Tuesday, August 29, 2017

Houston (part two)

This is very, very instructive: Boomtown, Flood Town. This story actually came from DQ Music Advisor Chris Hornbostel by way of a gaming forum, and I highly recommend reading it before we continue.

I'll wait.

Like I said yesterday, the flooding could not have been prevented, but it's so much worse than it should have been.

The basic formula.

Houston had, at one time, ample prairie lands. Lands that could absorb an enormous amount of water. What happened in the last 20-30 years, though, was land that could absorb water was steadily replaced with concrete and other surfaces that cannot absorb water.

If water can't go into the ground, it will stay above the ground.

Developed land makes lots of people lots of money. Undeveloped land doesn't. So there is an enormous incentive, all the way from private citizens to zoning commissions to City Councils, to allow rapid land development.
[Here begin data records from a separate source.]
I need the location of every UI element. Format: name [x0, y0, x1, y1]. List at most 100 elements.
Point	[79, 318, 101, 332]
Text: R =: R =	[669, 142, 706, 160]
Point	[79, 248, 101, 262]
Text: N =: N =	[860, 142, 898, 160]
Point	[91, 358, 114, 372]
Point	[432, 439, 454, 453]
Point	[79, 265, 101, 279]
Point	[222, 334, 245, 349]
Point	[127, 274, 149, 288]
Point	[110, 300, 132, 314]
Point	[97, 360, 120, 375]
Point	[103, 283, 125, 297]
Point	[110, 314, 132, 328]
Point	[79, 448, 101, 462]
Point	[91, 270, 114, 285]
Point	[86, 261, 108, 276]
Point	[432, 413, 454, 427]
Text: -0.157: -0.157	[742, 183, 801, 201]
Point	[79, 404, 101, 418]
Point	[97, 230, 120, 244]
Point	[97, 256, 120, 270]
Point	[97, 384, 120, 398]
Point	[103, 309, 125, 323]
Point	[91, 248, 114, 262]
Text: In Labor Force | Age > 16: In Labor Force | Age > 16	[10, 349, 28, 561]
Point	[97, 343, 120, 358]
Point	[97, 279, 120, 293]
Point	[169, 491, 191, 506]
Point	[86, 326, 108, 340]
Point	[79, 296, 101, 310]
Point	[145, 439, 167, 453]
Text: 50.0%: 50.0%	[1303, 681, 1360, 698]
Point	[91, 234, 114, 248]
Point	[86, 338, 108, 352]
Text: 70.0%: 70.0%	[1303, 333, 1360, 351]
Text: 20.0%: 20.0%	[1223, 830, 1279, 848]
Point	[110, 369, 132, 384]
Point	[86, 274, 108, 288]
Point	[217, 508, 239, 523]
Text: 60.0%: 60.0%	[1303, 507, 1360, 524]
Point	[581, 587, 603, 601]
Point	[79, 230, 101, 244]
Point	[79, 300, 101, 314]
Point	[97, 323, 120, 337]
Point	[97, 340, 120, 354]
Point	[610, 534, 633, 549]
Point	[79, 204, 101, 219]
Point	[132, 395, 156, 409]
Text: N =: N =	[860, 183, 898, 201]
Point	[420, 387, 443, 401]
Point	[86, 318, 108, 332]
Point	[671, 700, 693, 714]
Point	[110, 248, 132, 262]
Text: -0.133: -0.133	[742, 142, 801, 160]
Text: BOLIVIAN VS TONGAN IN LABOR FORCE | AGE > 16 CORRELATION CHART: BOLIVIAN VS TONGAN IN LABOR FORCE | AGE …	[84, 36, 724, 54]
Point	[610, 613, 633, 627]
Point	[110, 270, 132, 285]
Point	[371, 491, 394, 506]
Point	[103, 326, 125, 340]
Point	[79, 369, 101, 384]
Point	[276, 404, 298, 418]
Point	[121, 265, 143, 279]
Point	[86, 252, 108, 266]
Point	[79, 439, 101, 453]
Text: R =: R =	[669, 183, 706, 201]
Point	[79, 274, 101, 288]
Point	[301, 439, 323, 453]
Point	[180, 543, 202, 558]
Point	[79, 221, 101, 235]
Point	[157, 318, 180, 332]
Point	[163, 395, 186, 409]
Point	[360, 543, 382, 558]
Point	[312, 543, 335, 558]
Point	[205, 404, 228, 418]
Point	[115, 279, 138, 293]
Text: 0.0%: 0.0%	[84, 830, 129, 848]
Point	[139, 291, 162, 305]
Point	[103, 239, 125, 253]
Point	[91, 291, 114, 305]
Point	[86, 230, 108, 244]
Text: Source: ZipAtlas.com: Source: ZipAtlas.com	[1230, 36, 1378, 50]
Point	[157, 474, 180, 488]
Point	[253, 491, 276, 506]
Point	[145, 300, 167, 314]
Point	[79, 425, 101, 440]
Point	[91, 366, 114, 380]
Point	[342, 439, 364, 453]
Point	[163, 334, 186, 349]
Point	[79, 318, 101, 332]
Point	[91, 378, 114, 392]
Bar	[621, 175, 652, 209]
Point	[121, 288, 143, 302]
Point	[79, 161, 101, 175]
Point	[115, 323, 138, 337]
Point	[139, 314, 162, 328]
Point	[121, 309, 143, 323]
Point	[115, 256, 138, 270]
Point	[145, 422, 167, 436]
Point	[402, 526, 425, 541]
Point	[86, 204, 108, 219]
People seem to want development until they get their development, or their house, and then they want it to stop. That doesn't happen, of course, because other people haven't gotten theirs yet.

It's all barely regulated, particularly in Texas, so development goes on and on and on.

Plus, flood control would require the government, and it would be expensive, and if there's two things Texans hate, it's the government and taxes. So while many of them do want flood planning and action taken, no one wants to actually pay the money that's needed for government to function.

So what you have is--pardon the pun--a perfect storm of geography and politics combining to make an enormous city incredibly vulnerable.

What happens on the back end, though, is that now, over half a million people are going to need federal help. It's going to be incredibly expensive. So will that aid happen, or will the victims of this terrible tragedy be blamed in some way that will excuse the government from helping them?

Today, some areas will pass 50" of rain in the last five days. Inconceivable.